ES-Hadoop and Spark. It works bad when you miss a ES node

Guillermo_Ortiz · April 22, 2016, 8:25am

I have a cluster with 5 nodes, 4 data nodes, one node which works as balancer, 8 shards per index, 1 replica, 7 indices.
Another Spark cluster with 3 nodes which executes 8 executors. It indexes documents in ES with the ES-Hadoop library.
I use Spark 1.6, ES 2.2.0.

When I execute Spark I configure "es.nodes" with my four data nodes of ES, although I have do tests with three of two nodes.

If I miss one node thinks starts going pretty bad. Once, Spark was enabled to index documents any more others times It doesn't work right. it usually indexed about 25K/35K documents per second. After missed a node it begins to index about 500 documents per seconds.
If I check Marvel, the chart with the right behavior is close to a line between 25K/30K index rate. When I miss a node is a line with 0 index rate and sometimes it has peaks with 15K/20K index rate.

I couldn't figure out anything in the Spark and ES logs.

I did another test as well. I stopped Spark and one ES node, deleted all indices in ES (my indices and marvel indices) and started Spark again and works right. A couple minutes later I restart the another ES node and things start working bad. What before took about 3 seconds to be indexed now takes 1.2min. I thought it could be about replicating the shards but after a while, when shards are right it keeps the same behavior. Anyway how I deleted all indices they doesn't have too many data.

Any clue about what it could be happening?
I thought with the last test that when Spark starts it could be see three nodes to the ES cluster and caches where each shard is per each index.
So, when I start the another node it goes to the old node when the shard has been relocated to the restarted node. Anyway, I should see a lot of fails in the logs if that's right and I don't see anything.

The general question is. How is Spark affected with you miss a ES node?

costin · April 26, 2016, 1:41am

Not sure what you mean by missing a node.
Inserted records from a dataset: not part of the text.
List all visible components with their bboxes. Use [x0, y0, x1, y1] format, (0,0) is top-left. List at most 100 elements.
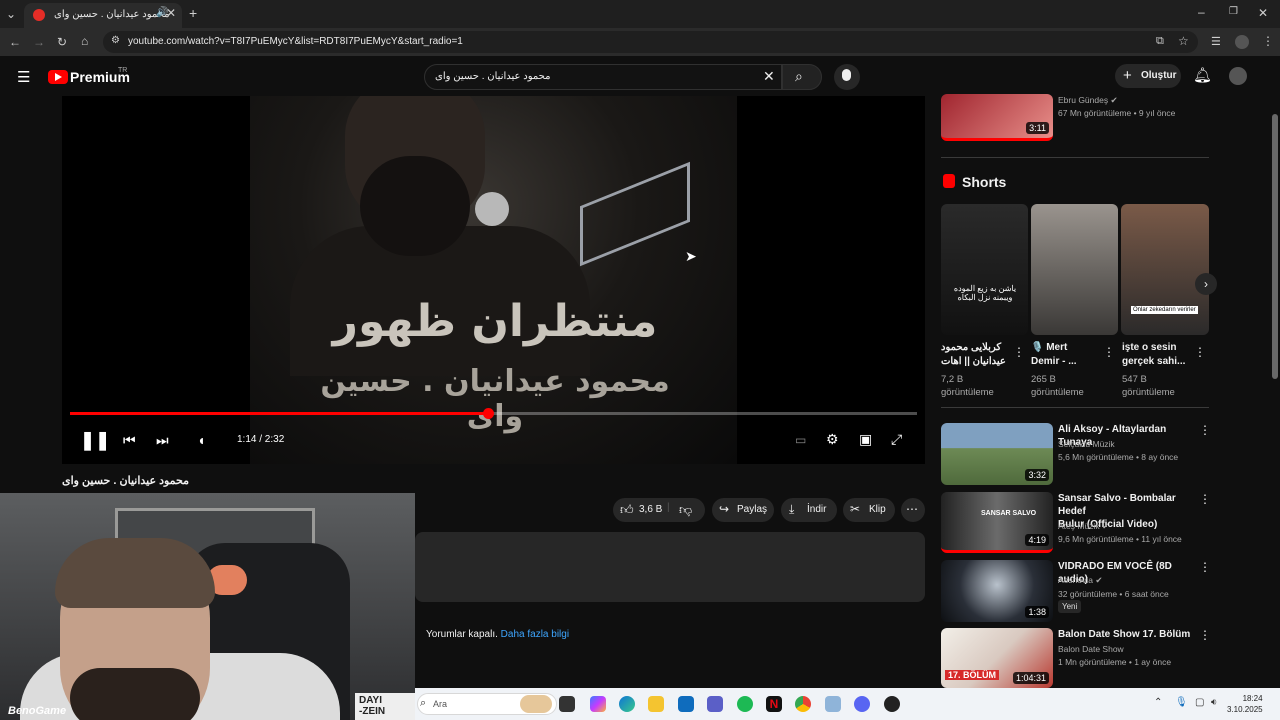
new-tab-icon[interactable]: + [189, 5, 197, 21]
voice-search-button[interactable] [834, 64, 860, 90]
outlook-icon[interactable] [678, 696, 694, 712]
search-input[interactable]: محمود عیدانیان . حسین وای ✕ [424, 64, 782, 90]
youtube-favicon-icon [33, 9, 45, 21]
hamburger-menu-icon[interactable]: ☰ [17, 68, 30, 86]
next-icon[interactable]: ⏭︎ [156, 432, 169, 449]
short-title[interactable]: 🎙️ Mert Demir - ... [1031, 341, 1077, 369]
shorts-heading: Shorts [962, 174, 1007, 190]
video-thumbnail[interactable]: 17. BÖLÜM 1:04:31 [941, 628, 1053, 688]
tab-search-icon[interactable]: ⌄ [6, 7, 16, 21]
top-video-channel[interactable]: Ebru Gündeş ✔ [1058, 94, 1118, 106]
profile-avatar[interactable] [1235, 35, 1249, 49]
video-thumbnail[interactable]: 3:32 [941, 423, 1053, 485]
install-icon[interactable]: ⧉ [1156, 35, 1164, 48]
clock-date: 3.10.2025 [1227, 705, 1263, 714]
media-controls-icon[interactable]: ☰ [1211, 35, 1221, 48]
forward-icon[interactable]: → [33, 35, 45, 49]
browser-tab[interactable]: محمود عیدانیان . حسین وای 🔊 [24, 3, 182, 28]
chevron-up-icon[interactable]: ⌃ [1154, 697, 1162, 708]
more-vertical-icon[interactable]: ⋮ [1194, 345, 1206, 359]
more-actions-button[interactable]: ⋯ [901, 498, 925, 522]
download-button[interactable]: ⤓ İndir [781, 498, 837, 522]
address-bar[interactable]: ⚙ youtube.com/watch?v=T8I7PuEMycY&list=R… [103, 31, 1198, 53]
window-close-icon[interactable]: ✕ [1258, 6, 1268, 20]
site-info-icon[interactable]: ⚙ [111, 35, 120, 46]
channel-name[interactable]: Balon Date Show [1058, 643, 1124, 655]
more-horizontal-icon: ⋯ [906, 502, 918, 516]
more-vertical-icon[interactable]: ⋮ [1199, 628, 1211, 642]
channel-name[interactable]: Aesnovia ✔ [1058, 574, 1102, 586]
obs-icon[interactable] [884, 696, 900, 712]
clip-button[interactable]: ✂ Klip [843, 498, 895, 522]
more-vertical-icon[interactable]: ⋮ [1013, 345, 1025, 359]
more-vertical-icon[interactable]: ⋮ [1199, 492, 1211, 506]
notifications-bell-icon[interactable]: 🔔︎ [1193, 66, 1212, 84]
share-button[interactable]: ↪ Paylaş [712, 498, 774, 522]
description-box[interactable] [415, 532, 925, 602]
scrubber-handle[interactable] [482, 408, 494, 419]
spotify-icon[interactable] [737, 696, 753, 712]
video-frame[interactable]: منتظران ظهور محمود عیدانیان . حسین وای [250, 96, 737, 464]
teams-icon[interactable] [707, 696, 723, 712]
file-explorer-icon[interactable] [648, 696, 664, 712]
network-icon[interactable]: ▢ [1195, 697, 1204, 708]
thumbs-down-icon[interactable]: 👎︎ [679, 502, 692, 518]
restore-icon[interactable]: ❐ [1229, 6, 1238, 17]
channel-name[interactable]: Ateş Müzik ✔ [1058, 520, 1109, 532]
subtitles-icon[interactable]: ▭ [795, 433, 806, 447]
video-thumbnail[interactable]: 1:38 [941, 560, 1053, 622]
short-card[interactable] [1031, 204, 1118, 335]
taskbar-clock[interactable]: 18:24 3.10.2025 [1227, 693, 1263, 715]
discord-icon[interactable] [854, 696, 870, 712]
netflix-icon[interactable]: N [766, 696, 782, 712]
settings-app-icon[interactable] [825, 696, 841, 712]
volume-icon[interactable]: ◖ [197, 432, 205, 448]
search-button[interactable]: ⌕ [782, 64, 822, 90]
volume-tray-icon[interactable]: 🔉︎ [1211, 697, 1217, 708]
streamer-beard [70, 668, 200, 720]
tab-title: محمود عیدانیان . حسین وای [54, 9, 170, 20]
short-card[interactable]: یاشن به زیع الموده ویبمنه نزل البکاه [941, 204, 1028, 335]
thumbnail-text: SANSAR SALVO [981, 510, 1037, 517]
short-title[interactable]: کربلایی محمود عیدانیان || اهات [941, 341, 1006, 369]
home-icon[interactable]: ⌂ [81, 34, 88, 48]
minimize-icon[interactable]: – [1198, 5, 1205, 19]
more-vertical-icon[interactable]: ⋮ [1199, 560, 1211, 574]
progress-bar[interactable] [70, 408, 917, 419]
bookmark-star-icon[interactable]: ☆ [1178, 34, 1189, 48]
more-vertical-icon[interactable]: ⋮ [1103, 345, 1115, 359]
settings-gear-icon[interactable]: ⚙ [826, 431, 839, 448]
more-vertical-icon[interactable]: ⋮ [1199, 423, 1211, 437]
like-dislike-button[interactable]: 👍︎ 3,6 B | 👎︎ [613, 498, 705, 522]
task-view-icon[interactable] [559, 696, 575, 712]
clip-label: Klip [869, 504, 886, 515]
page-scrollbar[interactable] [1270, 56, 1280, 688]
fullscreen-icon[interactable]: ⤢ [891, 431, 902, 448]
short-title[interactable]: işte o sesin gerçek sahi... [1122, 341, 1185, 369]
back-icon[interactable]: ← [9, 35, 21, 49]
chrome-icon[interactable] [795, 696, 811, 712]
edge-icon[interactable] [619, 696, 635, 712]
youtube-logo-icon[interactable] [48, 70, 68, 84]
account-avatar[interactable] [1229, 67, 1247, 85]
reload-icon[interactable]: ↻ [57, 35, 67, 49]
chrome-menu-icon[interactable]: ⋮ [1262, 34, 1274, 48]
video-title-link[interactable]: Balon Date Show 17. Bölüm [1058, 628, 1193, 641]
microphone-tray-icon[interactable]: 🎙︎ [1175, 697, 1188, 708]
create-button[interactable]: + Oluştur [1115, 64, 1181, 88]
video-thumbnail[interactable]: SANSAR SALVO 4:19 [941, 492, 1053, 553]
tab-close-icon[interactable]: ✕ [166, 6, 176, 20]
chevron-right-icon[interactable]: › [1195, 273, 1217, 295]
scrollbar-thumb[interactable] [1272, 114, 1278, 379]
previous-icon[interactable]: ⏮︎ [123, 432, 136, 449]
pause-icon[interactable]: ❚❚ [80, 430, 110, 451]
channel-name[interactable]: Selçuklu Müzik [1058, 438, 1115, 450]
copilot-icon[interactable] [590, 696, 606, 712]
learn-more-link[interactable]: Daha fazla bilgi [501, 629, 569, 640]
top-video-thumbnail[interactable]: 3:11 [941, 94, 1053, 141]
theater-mode-icon[interactable]: ▣ [859, 431, 872, 448]
thumbs-up-icon[interactable]: 👍︎ [620, 502, 634, 518]
short-card[interactable]: Onlar zekedarın verirler [1121, 204, 1209, 335]
taskbar-search[interactable]: ⌕ Ara [417, 693, 557, 715]
clear-search-icon[interactable]: ✕ [763, 68, 775, 85]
From your post it looks like you are wondering about performance when nodes are joining or leaving the cluster.
It's highly depend on your configuration.
What version of ES are you using (not ES-Hadoop)?

Guillermo_Ortiz · April 26, 2016, 7:03am

Sorry, I think that I didn't explain me correctly.

I have a cluster with 5 ES nodes (2.2.0). Suddenly, I node get broken and I only have a cluster with 4 nodes.
From that moment, the cluster doesn't work correctly. I don't mean that I have lost 20% of capacity indexing, I mean that the cluster or doesn't work or finally I get an exception that the cluster is not able to index so many documents, etc.

Even, if I restart ES with these four nodes and restart Spark as well, it doesn't work. I have to delete all indices in ES and restart it to work correctly with the left 4 nodes.

I have to say, that with a cluster of three nodes is enough to deal with this use case. I don't really need four or five nodes, it's just to have better performance and HA.